Después llegó el siglo XXI con su revolución digital y, junto con ella, los cambios profundos en la industria discográfica. Los nuevos formatos para escuchar música (intangibles, mucho más económicos) convirtieron a High Fidelity en un retrato de época. Si no se volvió una pieza de museo fue porque los coleccionistas de música siguieron por ahí, en menor cantidad pero con la moral todavía en alto, despreciando la calidad del MP3 y defendiendo la calidez del vinilo frente al consumo liviano y fragmentado de la gente más joven.
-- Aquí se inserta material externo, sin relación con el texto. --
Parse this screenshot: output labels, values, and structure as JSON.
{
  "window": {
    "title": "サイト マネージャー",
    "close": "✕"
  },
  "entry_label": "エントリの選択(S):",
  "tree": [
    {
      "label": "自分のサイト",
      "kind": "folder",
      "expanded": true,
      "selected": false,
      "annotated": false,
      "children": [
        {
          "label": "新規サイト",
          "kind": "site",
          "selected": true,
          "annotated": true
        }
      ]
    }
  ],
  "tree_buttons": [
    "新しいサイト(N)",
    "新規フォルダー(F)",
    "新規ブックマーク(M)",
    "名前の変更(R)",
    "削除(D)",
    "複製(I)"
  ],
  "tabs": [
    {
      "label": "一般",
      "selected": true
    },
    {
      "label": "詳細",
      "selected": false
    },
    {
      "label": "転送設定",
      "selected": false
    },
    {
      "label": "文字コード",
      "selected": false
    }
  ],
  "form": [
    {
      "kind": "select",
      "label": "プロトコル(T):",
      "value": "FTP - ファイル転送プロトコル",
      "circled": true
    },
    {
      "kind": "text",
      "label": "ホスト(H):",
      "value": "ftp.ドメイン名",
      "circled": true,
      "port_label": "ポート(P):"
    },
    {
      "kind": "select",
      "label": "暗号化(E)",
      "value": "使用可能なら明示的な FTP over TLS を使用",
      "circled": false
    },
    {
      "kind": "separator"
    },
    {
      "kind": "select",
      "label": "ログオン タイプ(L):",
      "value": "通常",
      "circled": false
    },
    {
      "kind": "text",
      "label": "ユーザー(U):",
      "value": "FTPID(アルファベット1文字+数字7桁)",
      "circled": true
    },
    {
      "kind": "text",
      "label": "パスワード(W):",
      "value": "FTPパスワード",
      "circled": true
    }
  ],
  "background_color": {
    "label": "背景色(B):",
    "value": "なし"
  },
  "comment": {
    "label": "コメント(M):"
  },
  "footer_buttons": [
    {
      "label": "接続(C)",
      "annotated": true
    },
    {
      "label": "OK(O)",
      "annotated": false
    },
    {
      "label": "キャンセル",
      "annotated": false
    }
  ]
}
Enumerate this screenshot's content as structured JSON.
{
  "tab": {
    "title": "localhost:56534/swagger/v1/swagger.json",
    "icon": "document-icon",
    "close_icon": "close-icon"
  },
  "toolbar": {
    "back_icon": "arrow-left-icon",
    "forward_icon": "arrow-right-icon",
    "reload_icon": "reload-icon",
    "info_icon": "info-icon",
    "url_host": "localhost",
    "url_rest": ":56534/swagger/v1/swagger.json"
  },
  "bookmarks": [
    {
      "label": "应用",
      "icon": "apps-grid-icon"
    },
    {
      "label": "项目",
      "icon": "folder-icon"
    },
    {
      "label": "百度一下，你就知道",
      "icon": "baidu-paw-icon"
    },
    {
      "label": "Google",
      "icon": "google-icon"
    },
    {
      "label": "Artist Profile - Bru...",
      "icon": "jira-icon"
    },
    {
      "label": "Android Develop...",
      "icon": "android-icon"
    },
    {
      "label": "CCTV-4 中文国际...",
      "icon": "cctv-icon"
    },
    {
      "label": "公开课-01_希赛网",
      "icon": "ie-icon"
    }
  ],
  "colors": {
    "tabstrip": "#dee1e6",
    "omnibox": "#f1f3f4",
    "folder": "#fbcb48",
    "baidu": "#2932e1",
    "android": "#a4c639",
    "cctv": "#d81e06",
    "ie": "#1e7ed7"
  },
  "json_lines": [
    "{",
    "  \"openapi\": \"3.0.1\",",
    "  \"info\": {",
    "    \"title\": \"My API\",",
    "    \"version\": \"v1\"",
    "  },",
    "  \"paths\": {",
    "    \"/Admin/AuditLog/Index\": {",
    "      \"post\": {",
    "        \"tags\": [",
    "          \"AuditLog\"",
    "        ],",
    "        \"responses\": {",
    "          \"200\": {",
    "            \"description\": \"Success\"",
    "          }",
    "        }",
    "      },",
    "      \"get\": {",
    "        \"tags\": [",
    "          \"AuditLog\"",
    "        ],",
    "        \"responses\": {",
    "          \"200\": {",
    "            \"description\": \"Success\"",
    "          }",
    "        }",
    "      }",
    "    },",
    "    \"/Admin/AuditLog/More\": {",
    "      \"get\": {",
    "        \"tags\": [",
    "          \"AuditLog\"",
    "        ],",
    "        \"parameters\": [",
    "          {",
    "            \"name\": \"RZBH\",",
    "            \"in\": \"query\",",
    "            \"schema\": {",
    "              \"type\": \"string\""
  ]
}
En 2015, a propósito de los 20 años de la novela, Hornby escribió un artículo en Billboard en el que reconocía que a veces fantaseaba con escribir una secuela de High Fidelity, pero le costaba imaginar a qué se dedicaría ahora Rob, porque la mayoría de los propietarios de disquerías que el autor había conocido ahora estaban metidos en otra clase de negocios, forzados a vivir un presente en el que las bateas llenas de CDs y cassettes no gozaban de la popularidad de mediados de los ‘90.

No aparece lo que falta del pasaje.